Off we go on another trip! This time our goal was the Great Migration in the plains of Kenya and Tanzania. Once again we were in the capable hands of Road Scholar, and with Gwen’s great aid in getting us ready (a much more complicated process than going to Europe, for example, what with visas, immunizations, and clothes requirements), we flew first to London (on 17 Sep) to see relatives and friends, a play (“Kinky Boots”), and to time-adjust partially.
On 22 Sep, we got on our British Airways flight, joined by Gwen’s great friend, Gretchen Hurlbert, and traveled the 8 hours to Nairobi.
It was a pleasant journey, and a nice introduction to business class on British Air. The food was great, the service as well. The two ladies each had seats next to the windows, and those turned out to be cold enough to where they commented on it, but the aisle seat I was in was “just right”. We got in as scheduled, late in the evening, and shortly met up with our tour guide, Philip Keter and the driver Charles after we got through the usual customs and passport control dance and picked up our bags from the carousel. We also met the other pair we are to tour with, Dee and Bruce Dwelley, from Northern California. The group of us got along really well throughout, and so the tour was very successful in this way. Philip and Charles took us to the Eka Hotel about half an hour away from the airport, and there is where we stayed the rest of the night.
Wed 23 Sep: Nairobi to Amboseli Park, and out on our first safari
In the morning, we arose and after a very pleasant breakfast buffet, packed ourselves into the van that was to be our safari ride for the next few days, and off we went. The trip to Amboseli Park took four hours, and had a variety of very interesting sights as we moved from Nairobi urban life through its gradually thinning suburbs, and finally out to the rural farm land and the small town markets that exist near Amboseli.
The Amboseli Park area is quite something, and we are glad we made it! (We learned that evening that the park is over 350 square kilometres.)
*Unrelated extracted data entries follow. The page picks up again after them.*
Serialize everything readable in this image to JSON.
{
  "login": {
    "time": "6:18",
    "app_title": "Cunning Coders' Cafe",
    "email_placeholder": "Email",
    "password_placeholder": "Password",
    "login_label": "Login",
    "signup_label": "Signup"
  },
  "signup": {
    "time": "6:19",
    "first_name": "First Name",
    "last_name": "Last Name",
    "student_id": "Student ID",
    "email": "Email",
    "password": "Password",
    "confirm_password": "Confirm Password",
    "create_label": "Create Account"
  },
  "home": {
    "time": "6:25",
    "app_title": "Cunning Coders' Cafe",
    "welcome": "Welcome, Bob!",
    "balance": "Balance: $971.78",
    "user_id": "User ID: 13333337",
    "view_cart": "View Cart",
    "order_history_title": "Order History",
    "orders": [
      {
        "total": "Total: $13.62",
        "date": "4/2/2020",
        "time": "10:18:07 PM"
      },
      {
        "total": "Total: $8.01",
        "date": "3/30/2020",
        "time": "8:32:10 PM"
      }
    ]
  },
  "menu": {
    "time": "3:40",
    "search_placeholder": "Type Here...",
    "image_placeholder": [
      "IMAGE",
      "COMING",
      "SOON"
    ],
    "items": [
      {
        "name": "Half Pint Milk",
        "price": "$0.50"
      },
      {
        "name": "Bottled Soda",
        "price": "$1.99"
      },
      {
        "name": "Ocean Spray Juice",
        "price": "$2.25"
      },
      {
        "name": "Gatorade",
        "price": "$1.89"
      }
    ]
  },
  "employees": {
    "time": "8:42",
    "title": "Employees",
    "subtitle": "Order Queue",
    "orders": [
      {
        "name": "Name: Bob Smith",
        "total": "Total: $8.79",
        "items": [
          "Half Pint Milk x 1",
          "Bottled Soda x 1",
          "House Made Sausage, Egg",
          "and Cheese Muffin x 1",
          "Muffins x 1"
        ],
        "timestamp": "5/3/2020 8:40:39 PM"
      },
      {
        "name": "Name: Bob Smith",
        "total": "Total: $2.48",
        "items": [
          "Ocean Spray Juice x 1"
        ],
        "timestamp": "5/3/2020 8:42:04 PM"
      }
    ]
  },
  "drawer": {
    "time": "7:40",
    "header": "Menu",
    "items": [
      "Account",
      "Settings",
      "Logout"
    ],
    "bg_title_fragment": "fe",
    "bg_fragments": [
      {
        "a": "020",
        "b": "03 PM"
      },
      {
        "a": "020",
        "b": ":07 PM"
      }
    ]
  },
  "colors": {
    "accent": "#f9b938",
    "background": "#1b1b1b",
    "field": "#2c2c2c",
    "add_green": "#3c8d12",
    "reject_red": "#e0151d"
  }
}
The trip to the park kept me interested most of the time (as opposed to sleeping, which is what I thought I would be doing). The buildings we passed through as we moved out of the hotel’s location on the outskirts of Nairobi proper are not high rise, getting to three or four floors only. The bottom floor fronted a number of businesses, not unlike those found all over Europe. These included car dealerships, grocery stores, bars, hotels, taverns, hardware markets, and a variety of specialty consumer shops including electronics and furniture, as well as the occasional lawyer’s office or something business-to-business.
The business that Phillip said delineated the outside of town was the cement manufacturing plant. Indeed that took a lot of space, and was quite clear to see. Other manufacturing concerns filled in the area around and after it, however. I have to give him credit, things began to be more suburban after that. More housing, street markets, and so on.
As we got further out, the space between the small towns expanded. The trip itself took all of the four hours, with the look-and-feel of the place not really fully changing until we took off on the side-road to Amboseli’s entrance and our hotel which is just outside the entrance.
The markets were probably the most interesting. One of the first we saw was indeed market day for all the surrounding area. There were numerous stalls each selling something different (well, many stalls sold onions apples tomatoes and squash in one form or another). The market fronted more established shops which were housed in ramshackle rectangles often of tin or wood, with hand-panted signs indicating the goods to be found within. These shops continued for several city blocks in either direction from the market square, and appeared to fold back behind the front lines offering more than one street of these kinds of shops. As we continued on, the number and quantity of housing types decreased, as well as the actual number of houses of each type. The markets were to be found where the main drag used speed bumps to slow traffic to a stand still — just long enough to allow the potential customers in the vehicles to get a good eyeful of the merchandise on offer by the purveyors walking between the lanes and holding their wares up to the windows for those inside the vehicles to view.
The last 10 to 15 kilometres were driven at breakneck speed by Charles along the corrugated dirt road from that turnoff through to Amboseli Park. He later explained that driving as fast as he could over the corduroy road forced the car to skate over the top of the corduroy strips essentially smoothing the ride out for the car and the passengers. It’s a good theory…
We arrived safe and sound, and disembarked from the van in front of the Kilima Hotel. After checking in, Phillip sent us off to our rooms to freshen up and gather as soon as we could at the lunch table. We did, and enjoyed our lunch with the group of us.
Starting at 4:00, we got in the slightly reconfigured van (it’s top was up) and into the park we went.
That proved to be an excellent start to the adventures ahead, enabling us to see elephant, Grant’s Gazelle, giraffe, wildebeest, zebra, warthogs, an eagle, and even a cheetah and a lion.